In the next five years I predict:
- the pointless megapixel race will continue 2MP now, probably 4 or 5 in five years. Mostly useless over 2MP and totally useless over 3MP, the quality just isn't there, even in bright light.
- LED flashes: This will help things a little. More and more phones will get white LED flashes on the camera. They will actually help a lot of shots where camera phones are used, a group of friends taking a picture from a few feed away, like at a party or sitting around a table at a restaurant. As a bonus, they can be used as a flashlight.
- Video: They currently have pathetic video (mine does something like 176x144 at 10 frames a second). This will get better, but who knows how much. I think in 5 years, most phones will be doing 320x240 30fps and high end ones will do 640x480 @ 30fps.
- Phones with real cameras will remain a small niche. There are a couple of them now, with real flashes and zoom lenses. Here's the problem. The bigger camera parts add weight and bulk, and you have to carry them around all the time, even when you don't need the camera. Better to have a smaller, not as good camera with you all the time for those spur of the moment things and bring a point and shoot when you know there will be photo ops. There are some people who carry a point and shoot everywhere, and a camera like this would be an advantage for them, but I doubt that is a huge market segment.
Interesting thoughts. I would think that the megapixel size will be higher that 5 in 5 years. There are phones with 10MP and works towards 12MP for phones next year.
ReplyDeleteThe convenience is the big factor. 19% of US users say their camera phone is their primary camera and that number is 80% in Japan, but satisfaction is only 50%.
I think camera phones have a long way to go to replace dedicated cameras, but that day is quickly coming. I put down my wishlist and further thought on my blog post about camera phones here.
Thanks for your thoughts, great food for thought.
Adam,
ReplyDeleteFor general purpose phones, I don't think the MP count will go above 5 because the sensors and lenses are too small. Even at 2MP you are getting poor pictures in anything less than perfect conditions. There are two problems, first, with the sensor is noise, as the pixels get smaller, you get more noise, even in good light. Second is the lense, they can only resolve so much detail and if the pixels get smaller than the smallest detail the lense can resolve, they don't do any good.

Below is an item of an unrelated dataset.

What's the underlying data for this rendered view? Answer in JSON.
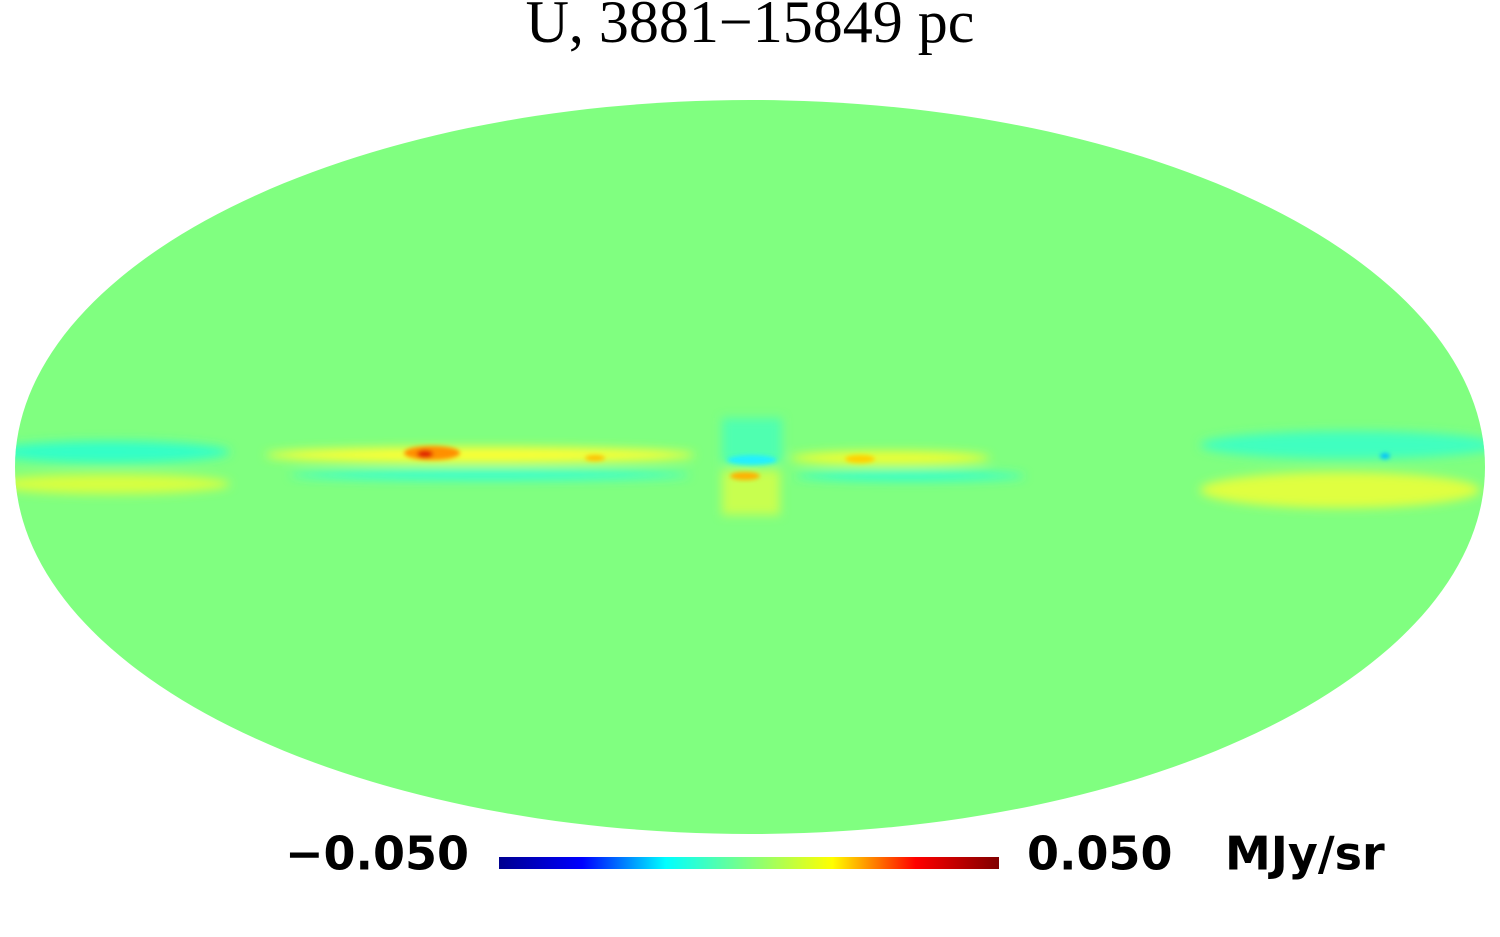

If they made the sensors larger, there would have to be more distance between the sensor and the lens, and the lense would have to be bigger, this leads to a thicker phone which I don't think many people want.
There will be some phones that are as much camera as phone, and these will probably have a much higher MP count and take decent pictures. They are, however, much larger than most phones and will remain a niche product.